Sanıklardan H.... M.... savunmalarında, suçlamaları kabul etmediğini, iddianamede anlatılan olayların siyasi platforma çekilen asılsız suçlamalar olduğunu, T..... müfettişlerinin denetiminde herhangi bir usulsüzlük tespit edilmediğini, aleyhine ifade verenlerin taltif edildiğini, K...... M.....’na ait faks cihazı ve bazı eşyaları sanık Ö... U...... Ç.....’in çiftliğine göndermediğini, jet skileri diğer sanığın oğluna kullandırmadığı gibi, çalıştığı işyerinde jet skilerin kaydının bulunmadığını, 2 adet teknenin onarım işleri nedeniyle kendisinin eski tarihli fatura kesilmesini söylemediğini, K..... M......’na ait evrakların Elmadağ Dağ Otelindeki Genel Müdürlük arşivine kaldırılmasından haberinin olmadığını beyan etmiştir.
TBMM Araştırma Komisyonunca görevlendirilen T..... Teftiş Kurulu Müfettişi G..... E..... tarafından düzenlenen 10.06.1996 gün ve 61-1 sayılı raporda, sonuç olarak;
“Ç..... ailesine ait P........ve D.... isimli teknelere T..... Kuşadası M.....İşletmesi tarafından bağlama ve çekme-atma hizmeti verilerek çeşitli bakım-onarım işlerinin gerçekleştirildiği, bu işler nedeniyle P........teknesi için düşük işçilik ücreti tahakkuk ettirilirken, D.... teknesinden işçilik ücreti alınmadığı, bakım-onarım işlerinde kullanılan malzemelere düşük oranda kâr konulduğu, dışarıya yaptırılan işler için alınan iş bedelinin %30’u oranındaki M.....komisyonunun hiç alınmadığı,
Söz konusu teknelere toplam 303.213 DM borç tahakkuk ettirildiği ve bu borcun 218.647 DM’lık kısmının çeşitli tarihlerde tahsil edildiği, teknelerin işletmeye halen 84.566 DM borçlu bulundukları, bu borç tutarına, alınmayan işçilik ücretleri ile dışarıya yaptırılan işler nedeniyle tahakkuk ettirilmeyen komisyonların ilave edilmesi halinde, teknelerin toplam borcunun yaklaşık olarak 114.000 DM’a ulaştığı,
Basında P........teknesiyle ilgili olarak ücretsiz bakım-onarım yapılıyor şeklinde haberler çıkması üzerine, işletme tarafından P........teknesinin borcu bulunmasına karşın, borcu yoktur şeklinde yazı verildiği ve düzenlenen sahte tahsil fişleriyle tekneden 70.067,61 DM karşılığı 1.355.010.805 Liranın tahsil edilmiş gibi gösterilerek, basında çıkacak olumsuz yayınların önlenmesine çalışıldığı,
İşletmeye ait faks cihazının dönemin işletme müdürü H.... M....’nin talimatıyla Ö... Ç.....’e ait Kuşadası’ndaki çiftlik evine götürüldüğü ve orada kullanıldığının tespit edildiği, belirtilmiştir.

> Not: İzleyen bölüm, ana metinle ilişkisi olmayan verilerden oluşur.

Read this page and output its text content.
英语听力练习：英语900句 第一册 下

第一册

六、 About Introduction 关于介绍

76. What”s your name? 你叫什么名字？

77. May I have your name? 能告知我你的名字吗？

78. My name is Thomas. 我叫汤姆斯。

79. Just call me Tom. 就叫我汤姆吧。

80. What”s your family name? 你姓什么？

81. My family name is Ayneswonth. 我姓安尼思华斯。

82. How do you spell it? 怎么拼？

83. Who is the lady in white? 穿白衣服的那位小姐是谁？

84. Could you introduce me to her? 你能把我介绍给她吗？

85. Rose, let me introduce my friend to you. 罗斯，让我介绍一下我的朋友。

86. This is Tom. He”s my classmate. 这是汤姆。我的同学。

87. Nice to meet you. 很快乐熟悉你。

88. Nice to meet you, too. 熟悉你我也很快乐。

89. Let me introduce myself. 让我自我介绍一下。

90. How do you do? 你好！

Maliye Bakanlığı Hesap Uzmanı H....Y..... Tarafından düzenlenen 17.08.1998 günlü raporda ise; M..... M......Holding A.Ş’nin 1994 yılı defter ve belgeleri üzerinden yapılan incelemeler sonucunda, tahsil fişlerinin yasal defterlere kaydedilmediği, bu belgelerin şirketin 1994 yılı belgeleri arasında yer almadığı ve yasal defterlere göre şirketin bu tahsil fişleri ile ilgili olarak anılan tarihlerde herhangi bir ödemede bulunmadığının belirlendiği bildirilmiştir.
T..... Genel Müdürlüğü vekili aracılığıyla 31.07.1996 tarihinde M..... M......A.Ş. hakkında, 84.565 DM alacak için, Ankara 7. İcra Müdürlüğünün 1996/4034 sayılı dosyasında ilamsız takip yürütmüş, borçlu şirketin 13.08.1996 tarihinde borca itiraz etmesi üzerine takip durmuş, ancak T..... Genel Müdürlüğü dosyaya gönderdiği 12.11.1996 günlü yazı ile alacağın peyder pey tahsil edildiğinden bahisle takibin kaldırılmasına karar verilmesini talep etmiştir.
T..... Genel Müdürlüğü ayrıca, 01.12.1997 tarihinde bakiye alacak olan 23.384 DM için aynı İcra Müdürlüğünde 1997/6993 sayılı dosyada icra takibi yürütmüş olup, borçlu şirketin 15.12.1997 tarihinde borca itiraz etmesi üzerine takip durmuştur.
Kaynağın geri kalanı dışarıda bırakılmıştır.